The former Marvel star brought the same sarcastic charm that enlivened his erstwhile character Tony Stark. (“It’s so fun proving agents right!”) But the evening was otherwise dominated by rushed, perfunctory speeches by honorees who hardly seemed happy to be there. Highlights, like Ayo Edebiri’s shoutout to her reps’ assistants or Greta Gerwig’s shoutout to Noah Baumbach’s inner Barbie girl, came and went quickly, a pace encouraged by an unseen, though frequently commented on, countdown clock. Nor did the presenters seem any more enthusiastic, with the notable exception of Jon Batiste and Andra Day. Onlookers in and out of the room seemed to seize on the pair’s easy chemistry like an oasis in a charisma desert, as much a testament to their own appeal as the lack of highlights before and after their appearance.

The Globes did pull off the coup of getting Taylor Swift in the room by handing her a nomination for Cinematic and Box Office Achievement, an award all but made up to lure megawatt stars to the Beverly Hilton. But Koy quickly squandered that win, alienating the pop star with a cheap shot about her presence at NFL games. Swift, an expert at making the most of wordless TV cutaways, telegraphed her displeasure with a single swig of her drink. The night was surprisingly light on prominent no-shows, besides former Gervais and the team behind “The Boy and the Heron.” But given what greeted those who did attend, producers may have difficulty luring in stars of Swift’s caliber again. Lesser-known nominees like Christine Vachon, producer of “May December,” publicly complained about terrible seats at the room’s margins, adding to the impression that a show that bills itself as one big party was failing to satisfy its guests. For viewers, the dampened vibe was both palpable and contagious. 
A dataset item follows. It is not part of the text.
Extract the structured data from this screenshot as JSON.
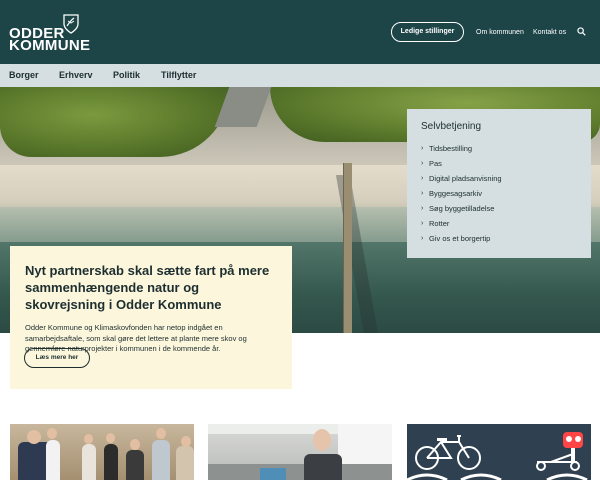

Attendees were pushed to the margins by a stage that jutted into the center of the room, competing for space with an expanded pool of nominees. (Each category this year had six candidates in lieu of the traditional five.) The layout was one of several awkward choices in the design of the show, including a conspicuous lack of performance clips with the puzzling exception of stand-up comedy. At one point, Elizabeth Debicki was visibly startled when a voiceover interrupted some awkward banter between Julia Garner and Jonathan Bailey. After six months of labor stoppages, Hollywood is out of practice when it comes to celebrating itself. While that pent-up demand gave the Globes a theoretical edge, the show instead became an exercise in clumsy execution. 

“The Golden Globes have not changed!” joked presenter Will Ferrell, again invoking the elephant in the room where Koy pointedly would not. The line landed, in part, because it wasn’t true. The actual awards were light on surprises — a reflection of respectable middlebrow taste, not easily bribed eccentricity. Attendees dined on Nobu sushi — actual food, not just an endless stream of booze. And the broadcast was missing what the Globes have traditionally had to offer — the good form of chaos, not the bad.

Variety parent company PMC owns Dick Clark Prods. in a joint venture with Eldridge.